Children love to play.

In fact, play is a child’s “work,” and as they play, they learn.

Albert Einstein noted that play is “the highest form of research.”

Watch young children at play, and you will be delighted by their tremendous energy, unbridled curiosity, and joy.

This is why Carden Hall has made play an integral part of each child’s daily schedule in our Pre-K program.

In the early years, your child is going through a unique and wonderful time in life.

It is not in a competitive race against other children nor is it a rehearsal for adulthood.


It is a time when natural curiosity moves children to explore new knowledge about their world. This knowledge is gained most naturally through hands-on, child-selected, interest-based play activities.

When children are playing and their attention is focused on self-selected activities, they develop a passion for learning.
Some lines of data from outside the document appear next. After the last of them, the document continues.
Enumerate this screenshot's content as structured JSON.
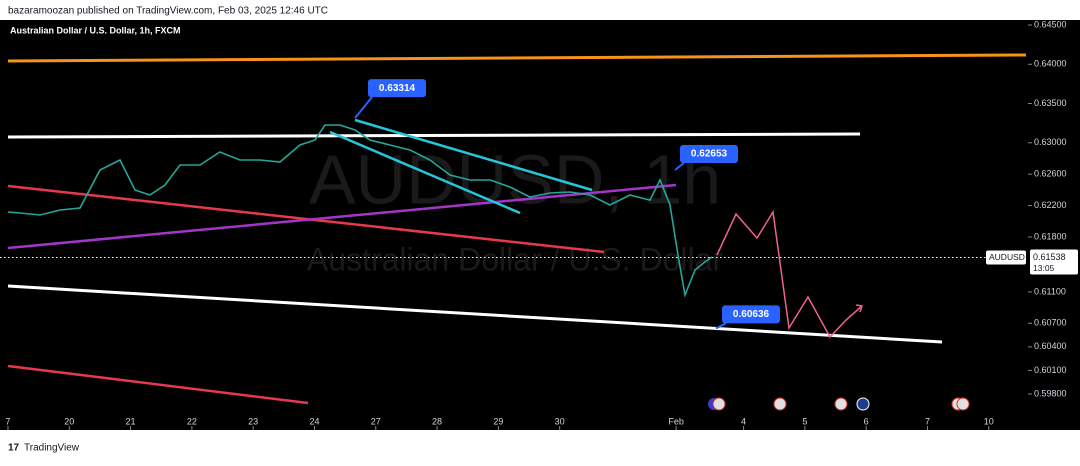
{
  "header": {
    "publisher": "bazaramoozan published on TradingView.com, Feb 03, 2025 12:46 UTC"
  },
  "chart_data": {
    "type": "line",
    "title": "Australian Dollar / U.S. Dollar, 1h, FXCM",
    "watermark": {
      "symbol": "AUDUSD, 1h",
      "name": "Australian Dollar / U.S. Dollar"
    },
    "x": [
      0,
      0.196,
      0.522,
      0.848,
      1.175,
      1.501,
      1.827,
      2.072,
      2.316,
      2.561,
      2.806,
      3.132,
      3.458,
      3.785,
      4.111,
      4.437,
      4.763,
      5.008,
      5.171,
      5.416,
      5.661,
      5.905,
      6.232,
      6.558,
      6.884,
      7.211,
      7.537,
      7.863,
      8.189,
      8.515,
      8.842,
      9.168,
      9.494,
      9.82,
      10.147,
      10.473,
      10.636,
      10.8,
      10.93,
      11.044,
      11.207,
      11.37,
      11.485
    ],
    "series": [
      {
        "name": "AUDUSD",
        "color": "#26a69a",
        "values": [
          0.62118,
          0.62105,
          0.6208,
          0.62144,
          0.62169,
          0.62653,
          0.6278,
          0.62398,
          0.62335,
          0.62462,
          0.62717,
          0.62717,
          0.62882,
          0.6278,
          0.6278,
          0.62755,
          0.62972,
          0.63035,
          0.63226,
          0.63226,
          0.63163,
          0.63035,
          0.62972,
          0.62908,
          0.6278,
          0.6259,
          0.62526,
          0.62526,
          0.62437,
          0.62309,
          0.6236,
          0.62373,
          0.62335,
          0.62207,
          0.62335,
          0.6227,
          0.62526,
          0.62207,
          0.6157,
          0.61061,
          0.61379,
          0.61481,
          0.61545
        ]
      }
    ],
    "last_price": {
      "value": 0.61538,
      "label": "0.61538",
      "countdown": "13:05"
    },
    "annotations": [
      {
        "value": 0.63314,
        "label": "0.63314"
      },
      {
        "value": 0.62653,
        "label": "0.62653"
      },
      {
        "value": 0.60636,
        "label": "0.60636"
      }
    ],
    "ylim": [
      0.59341,
      0.64564
    ],
    "yticks": [
      {
        "value": 0.645,
        "label": "0.64500"
      },
      {
        "value": 0.64,
        "label": "0.64000"
      },
      {
        "value": 0.635,
        "label": "0.63500"
      },
      {
        "value": 0.63,
        "label": "0.63000"
      },
      {
        "value": 0.626,
        "label": "0.62600"
      },
      {
        "value": 0.622,
        "label": "0.62200"
      },
      {
        "value": 0.618,
        "label": "0.61800"
      },
      {
        "value": 0.611,
        "label": "0.61100"
      },
      {
        "value": 0.607,
        "label": "0.60700"
      },
      {
        "value": 0.604,
        "label": "0.60400"
      },
      {
        "value": 0.601,
        "label": "0.60100"
      },
      {
        "value": 0.598,
        "label": "0.59800"
      }
    ],
    "xlim": [
      -0.13,
      16.64
    ],
    "xticks": [
      {
        "value": 0,
        "label": "7"
      },
      {
        "value": 1,
        "label": "20"
      },
      {
        "value": 2,
        "label": "21"
      },
      {
        "value": 3,
        "label": "22"
      },
      {
        "value": 4,
        "label": "23"
      },
      {
        "value": 5,
        "label": "24"
      },
      {
        "value": 6,
        "label": "27"
      },
      {
        "value": 7,
        "label": "28"
      },
      {
        "value": 8,
        "label": "29"
      },
      {
        "value": 9,
        "label": "30"
      },
      {
        "value": 10.9,
        "label": "Feb"
      },
      {
        "value": 12,
        "label": "4"
      },
      {
        "value": 13,
        "label": "5"
      },
      {
        "value": 14,
        "label": "6"
      },
      {
        "value": 15,
        "label": "7"
      },
      {
        "value": 16,
        "label": "10"
      }
    ]
  },
  "footer": {
    "brand": "TradingView"
  }
}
When you give children the ability to make their own choices, to engage with other children, and to spend time amusing themselves on their own without a screen, they learn so much about themselves, their capabilities, and the workings of the world around them.


Not only does play provide context for thinking, building knowledge, solving problems, and increasing social skills, it also helps your child to integrate emotional experiences and internalize guidance from the teachers.

According to Rae Pica, in her book What If Everybody Understood Childhood Development, there are many additional benefits to children when their school values play as an integral part of a child’s daily schedule:

  • Cooperative play is conducive to emotional health.
  • Play encourages children to find new ways of relating to one another and enhances the ability to share, cooperate, negotiate, compromise, make and revise rules, and take on the perspective of others.
  • Play provides opportunities for children to meet and solve problems while expressing their thoughts and feelings.
  • While playing, children learn to cooperate with others, to persevere, to practice self-regulation, and to develop feelings of empathy toward others.
  • Play encourages children to see that in any given situation there is more than one “right” answer, which encourages divergent problem-solving.
  • When children play together, at an activity of their choice, it promotes language and literacy development.
  • Playing with others prompts children to collaborate and to compromise as they share ideas, decide what activities to pursue, and agree upon the best strategy to accomplish their goals.

At Carden Hall, we firmly believe that play in early childhood is a fundamental part of the learning process and is the one of the best tools to ensure that your child benefits from later academic instruction.

This is why we built a brand new natural play area for our Pre-K program that includes a fort, rocks for climbing, an arroyo, and bridges.